Second, our service directs clients to nearby sources of data, without having to have the data routed through far away data centers. Chances are very very high that there are indeed nearby copies of the data that you seek. We recently had a Solstice Parade in Seattle where a few hundred people in body-paint (or not) biked through the streets. The interest in this video is concentrated in the Seattle geographical area. It would be criminally inefficient to take this video and replicate it on a server in Las Vegas, or for that matter, in Oregon and stream it from there. It's already on my disk, and everyone who is interested in it lives within 10 miles of me.
FlixQ will direct our clients to these nearby sources.
Finally, our service will direct clients to the nearest replicas, even when there are thousands of replicas scattered throughout the globe. Take a typical swarm for a highly popular item. There may be tens of thousands of nodes in the swarm. The standard BitTorrent protocol, which relies on randomized tit-for-tat exchanges, will go through, on average, half the nodes in the swarm before it discovers that your neighbor next door has a cached copy. This is because randomized exchanges, while simple to implement, are an incredibly inefficient way to do a directed search. In contrast, FlixQ's
coordinator directs our clients to the nearest nodes at the first point of contact. Our clients do not need to waste time probing half the nodes in order to locate the nearby peers.
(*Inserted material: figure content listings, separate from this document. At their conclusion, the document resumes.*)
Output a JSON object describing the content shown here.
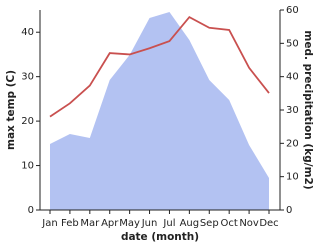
{
  "chart_data": {
    "type": "line",
    "x_label": "date (month)",
    "y_label": "max temp (C)",
    "y2_label": "med. precipitation (kg/m2)",
    "categories": [
      "Jan",
      "Feb",
      "Mar",
      "Apr",
      "May",
      "Jun",
      "Jul",
      "Aug",
      "Sep",
      "Oct",
      "Nov",
      "Dec"
    ],
    "series": [
      {
        "name": "max temp (C)",
        "color": "#c9504f",
        "values": [
          21,
          24,
          28,
          35.3,
          35,
          36.4,
          38,
          43.4,
          41,
          40.5,
          32,
          26.3
        ]
      },
      {
        "name": "med. precipitation (kg/m2)",
        "color": "#b3c2f2",
        "axis": "y2",
        "area": true,
        "values": [
          19.8,
          22.8,
          21.6,
          39,
          46.5,
          57.6,
          59.4,
          51,
          39,
          33,
          19.5,
          9.6
        ]
      }
    ],
    "ylim": [
      0,
      45
    ],
    "yticks": [
      0,
      10,
      20,
      30,
      40
    ],
    "y2lim": [
      0,
      60
    ],
    "y2ticks": [
      0,
      10,
      20,
      30,
      40,
      50,
      60
    ]
  }
}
To be clear, location is not the only factor we take into account when selecting nodes to download data from. The SideCar will explore the network and continually try to find nodes from which it can download quickly, even if such nodes are far away. But our client starts off initially from a much better-informed starting position.
Overall, a peer-to-peer architecture enables our protocol to take advantage of replicas that are naturally scattered around the network, while the big boys like Hulu and YouTube have to pay to own and operate replicas all over the globe. Datacenters cost money, not only for the equipment, but also for power and cooling. We discussed earlier how this leads to these companies effectively
killing baby fish. In contrast, a peer-to-peer approach is cheaper, leaner, faster, and greener.